June 20, 2005

Imagining Ground Zero

I have really enjoyed reading "Imagining Ground Zero : The Official and Unofficial Proposals for the World Trade Center Site." This book chronicles the actual bureaucracy involved in developing the site, has spreads of all sorts of ideas and plans, and addresses some of the deeper issues at hand in relation to "the skyscraper." The idea of Ground Zero as a "medium" wasl eaped on by all kinds of artists, architects, and citizens. This book attempts to sort out exactly what that means. It also includes chapters explaining the winning proposals, The Freedom Tower and Reflecting Absence. It is difficult for me to understand architecture, but I happen to like Raimund Abraham's unofficial submission which involved 15 modest skyscrapers divided by four slabs marking the sundial times of the plans hitting, and then the building falling. While doing some research on it I found his response to the hysteria...

"Q: I am interested in hearing your critique of the project at Ground Zero, as well as hearing your explanation for the design you proposed.
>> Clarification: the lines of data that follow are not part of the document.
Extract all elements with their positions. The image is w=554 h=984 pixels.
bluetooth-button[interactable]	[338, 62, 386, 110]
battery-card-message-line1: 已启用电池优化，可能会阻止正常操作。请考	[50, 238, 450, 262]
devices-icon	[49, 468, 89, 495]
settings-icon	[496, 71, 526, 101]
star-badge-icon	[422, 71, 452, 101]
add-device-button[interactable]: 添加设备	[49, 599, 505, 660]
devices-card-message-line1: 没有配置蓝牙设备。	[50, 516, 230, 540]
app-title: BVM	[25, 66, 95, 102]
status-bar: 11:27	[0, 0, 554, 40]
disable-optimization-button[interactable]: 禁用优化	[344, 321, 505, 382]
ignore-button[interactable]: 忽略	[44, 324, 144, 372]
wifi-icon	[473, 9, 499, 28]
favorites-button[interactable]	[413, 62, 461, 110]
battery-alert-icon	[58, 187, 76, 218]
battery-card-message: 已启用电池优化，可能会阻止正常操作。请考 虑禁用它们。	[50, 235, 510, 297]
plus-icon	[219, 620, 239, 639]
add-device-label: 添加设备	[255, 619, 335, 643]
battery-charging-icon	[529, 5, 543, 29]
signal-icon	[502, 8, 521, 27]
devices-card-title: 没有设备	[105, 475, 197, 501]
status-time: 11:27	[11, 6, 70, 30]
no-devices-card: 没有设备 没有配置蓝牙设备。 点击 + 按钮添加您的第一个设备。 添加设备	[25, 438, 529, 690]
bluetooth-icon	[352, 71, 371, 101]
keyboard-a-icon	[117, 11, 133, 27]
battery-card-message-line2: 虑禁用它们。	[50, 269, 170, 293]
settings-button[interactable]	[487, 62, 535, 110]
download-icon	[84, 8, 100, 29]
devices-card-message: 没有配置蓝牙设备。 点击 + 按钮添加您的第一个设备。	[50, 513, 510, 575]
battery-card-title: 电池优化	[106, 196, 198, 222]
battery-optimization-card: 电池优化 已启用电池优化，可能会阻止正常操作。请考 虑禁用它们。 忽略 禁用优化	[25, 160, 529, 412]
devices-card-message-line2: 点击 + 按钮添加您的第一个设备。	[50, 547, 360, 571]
A: There was no hope from day one that the commercial world would really go for an architectural gesture that would be as radical as the event they claimed 9/11 was. Instead of saying, “Okay, now Mr. Silverstein, let’s get you some architects to build the most efficient commercial buildings there,” they tried to cover their intentions by saying, “Okay, now we need architecture. From day one, the project was a disguised commercial site plan. It is very clear that when the pragmatic force starts to dominate that process, they will do whatever they want and then more or less declare the imprints of the two commercial towers as sacred because of the original event. I think that is blasphemy. It’s a fake… you see thats what I called it at the beginning: the necessity of architecture to celebrate the sacredness; this is just the opposite. Its fake sacredness."

On one hand I agree, yet there is a part of me that is also really attracted to memorial architecture. When I think of the Vietnam memorial, I see a memorial space that seems to really work. It is apolitical, yet gives a sense of the immensity of the event. The scratching of the names seems to really serve peoples' pilgrimage and closure. We deserve the same for Ground Zero.